They have the keys. Now, it’s time to drive.
Georgia State University and its private partners said Tuesday they plan to get started soon on redevelopment of Turner Field and surrounding parking lots, with the first phase of stadium renovations beginning next month. Work on initial elements of mixed-use development near the stadium should start later this year, they added.
The university and developers Carter, Oakwood Development and Healey Weatherholtz Properties laid out initial plans and released new renderings a week after closing on their $30 million purchase of Turner Field.
If successful, the project promises to alter what is now acres of lonely parking lots into a mix of retail, offices, student housing, apartments and a southern extension of Georgia State’s campus.
As with Georgia Tech’s work to develop Technology Square across the Downtown Connector from that campus, project boosters and city leaders hope Georgia State’s influence will be a draw for new residents, corporate expansions, restaurants and retailers to the Turner Field area.
“This area is in the path of growth,” said Scott Taylor, president of Atlanta-based Carter, citing booming development of in-town neighborhoods and the nearby Memorial Drive corridor.
But the team still faces the challenge of proving their plans can create more than just a revamped sports venue and draw new residents and sustainable businesses to the area, which is separated from downtown by I-20.
Taylor and Georgia State President Mark Becker on Tuesday outlined what is to come this year at the former Atlanta Braves stadium now that the team has left for the new SunTrust Park in Cobb County.
Though residents will soon see shovels and equipment turning dirt, Taylor stressed that the overall development will take years. But he said the team wants to “activate” the intersection of Georgia Avenue and Hank Aaron Drive as soon as possible.
Among the projects slated to start this year:
- Becker said work starts in February to prepare The Ted for Panthers football this fall. A larger second phase to convert the ballpark into a 33,000-seat football stadium will begin after the 2017 season and be ready for the 2018 campaign. A 1,000-seat to 1,500-seat Panthers baseball field will follow in 2019 or 2020.

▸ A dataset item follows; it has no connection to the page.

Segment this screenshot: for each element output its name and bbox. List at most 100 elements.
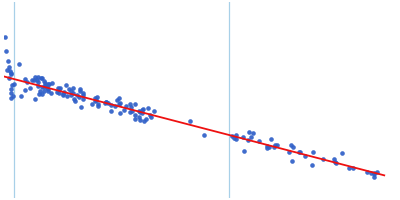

- Carter and its private partners are acquiring more than four acres and about eight vacant buildings along Georgia Avenue that will be restored with neighborhood retail, potentially including local restaurants and a coffee shop. Taylor said his group hopes to begin leasing this year.
- The private development team plans to start construction on an 850-bed private student housing complex near The Ted and a 200-unit apartment project with ground-floor retail at the northeast corner of Georgia Avenue and Hank Aaron Drive.
A balancing act
Taylor said the development team is obtaining financing for the first phase, which is estimated to cost about $125 million.

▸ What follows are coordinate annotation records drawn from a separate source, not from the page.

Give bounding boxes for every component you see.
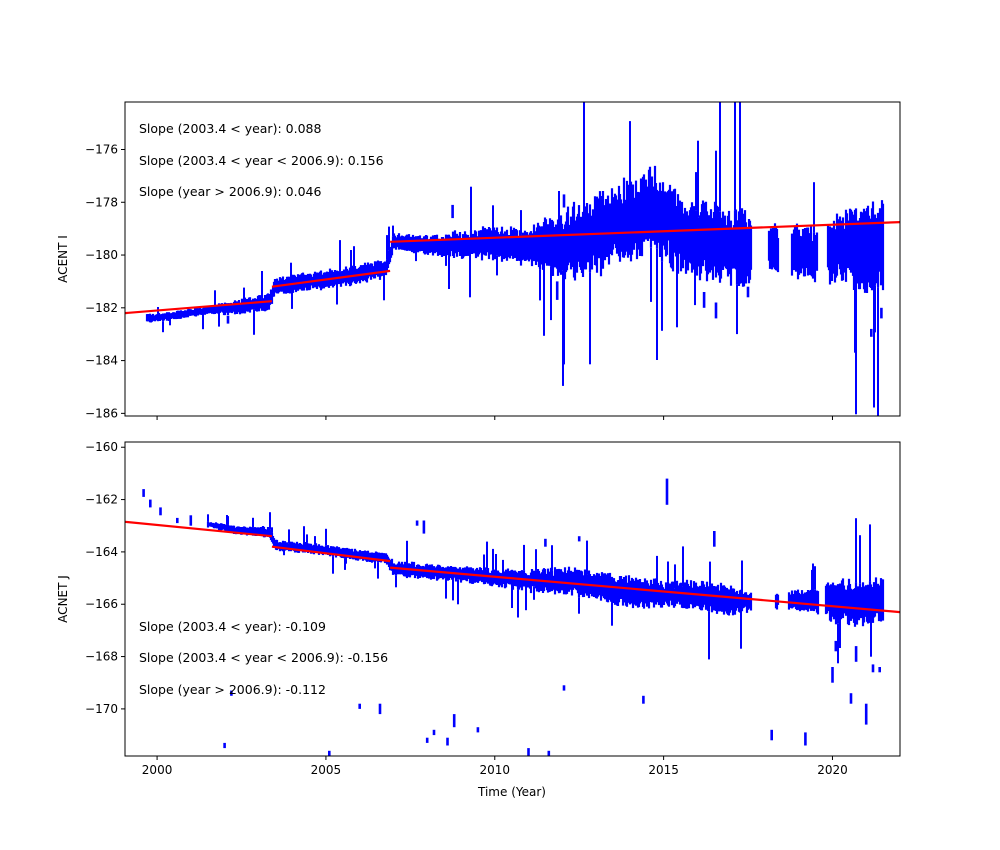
slope-annotation-2: Slope (2003.4 < year < 2006.9): 0.156 — [139, 153, 384, 168]
y-tick-label: −182 — [85, 301, 118, 315]
slope-annotation-1: Slope (2003.4 < year): -0.109 — [139, 619, 326, 634]
fit-line — [271, 269, 391, 288]
y-tick-label: −180 — [85, 248, 118, 262]
panel-acent-i: −176 −178 −180 −182 −184 −186 ACENT I Slope (… — [56, 101, 901, 420]
fit-line — [271, 545, 391, 563]
y-tick-label: −184 — [85, 354, 118, 368]
x-tick-label: 2010 — [479, 763, 510, 777]
y-tick-label: −176 — [85, 142, 118, 156]
fit-line — [390, 566, 900, 614]
y-tick-label: −164 — [85, 545, 118, 559]
slope-annotation-3: Slope (year > 2006.9): 0.046 — [139, 184, 321, 199]
y-tick-label: −168 — [85, 650, 118, 664]
slope-annotation-3: Slope (year > 2006.9): -0.112 — [139, 682, 326, 697]
fit-line — [390, 221, 900, 243]
y-tick-label: −166 — [85, 597, 118, 611]
y-axis-label: ACNET J — [56, 575, 70, 623]
fit-line — [125, 520, 273, 538]
x-axis-label: Time (Year) — [477, 785, 546, 799]
slope-annotation-2: Slope (2003.4 < year < 2006.9): -0.156 — [139, 650, 388, 665]
x-tick-label: 2015 — [648, 763, 679, 777]
plot-frame — [124, 441, 901, 757]
x-tick-label: 2020 — [817, 763, 848, 777]
fit-line — [125, 300, 272, 315]
y-ticks: −176 −178 −180 −182 −184 −186 — [85, 142, 125, 420]
x-tick-label: 2005 — [311, 763, 342, 777]
x-ticks — [156, 416, 833, 420]
y-ticks: −160 −162 −164 −166 −168 −170 — [85, 440, 125, 716]
x-tick-label: 2000 — [142, 763, 173, 777]
panel-acnet-j: −160 −162 −164 −166 −168 −170 2000 2005 2010 201… — [56, 440, 901, 799]
y-tick-label: −178 — [85, 195, 118, 209]
y-tick-label: −160 — [85, 440, 118, 454]
fit-lines — [125, 221, 900, 315]
x-ticks: 2000 2005 2010 2015 2020 — [142, 756, 848, 777]
y-tick-label: −186 — [85, 406, 118, 420]
slope-annotation-1: Slope (2003.4 < year): 0.088 — [139, 121, 321, 136]
y-tick-label: −170 — [85, 702, 118, 716]
fit-lines — [125, 520, 900, 614]
y-tick-label: −162 — [85, 493, 118, 507]
y-axis-label: ACENT I — [56, 235, 70, 283]
plot-frame — [124, 101, 901, 417]
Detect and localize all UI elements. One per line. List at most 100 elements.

The concept includes aspects of four different design recommendations from a recent community-driven planning effort covering five neighborhoods near Turner Field.
Taylor said the community master plan “calls for significant density and significant height and we are trying to balance that with market reality.” But, he said, the community vision remains at the core of the concept.
Buildings along the street will generally range from one to three stories, with apartments rising to about five stories and the tallest office buildings currently envisioned at 10 stories.
The Georgia State plan incorporates a new street grid and anticipates future expansion of the city’s streetcar network. Two light-rail projects that could intersect near Turner Field are candidates for funding under the $2.5 billion MARTA expansion, but a project hasn’t been approved.
Future phases include a potential southern extension of Georgia State’s campus, as well as denser development along Hank Aaron Drive, including two parcels reserved for potential corporate expansions or re-locations.
Long-term, the site could accommodate 1,500 to 2,000 apartments, Carter officials said. The team will set aside 10 percent of units to meet city affordable housing requirements. The development team also has agreed to a 28 percent minority- and women-owned business participation requirement.
A ‘rare commodity’
A.J. Robinson, president and CEO of Central Atlanta Progress, said he is glad to see development begin soon.
“Urban land,” he said,” is a rare commodity in downtown Atlanta,” and the city’s core needs fresh retail, residences and office space.
Taylor said his group will pitch office space to startups and established firms looking for unique space next to a research university. The group also hopes to attract a grocery store in a building along Georgia Avenue.
Taylor and Becker said a transit connection is vital to the project, though MARTA or streetcar expansion is not in their control.
Two potential light-rail lines, one from downtown to the southern end of the Beltline, and another that connects the Westside to Grant Park and the Beltline, are on the city’s long-term drawing board and could be eligible for funding under the recent MARTA sales tax expansion.
“One of the things we will advocate for greatly is transit and better connectivity for this area,” Taylor said.
John Colabelli, incoming president of the Organized Neighbors of Summerhill, the existing residential area around Turner Field, said he is “pretty optimistic from what I’m seeing.”
The area has long lacked the density to attract retailers and restaurants, Colabelli said. He cited the rapid development in recent years of the Memorial Drive corridor on the other side of I-20.
“My hope is you see a similar type of organic growth along Georgia Avenue,” he said.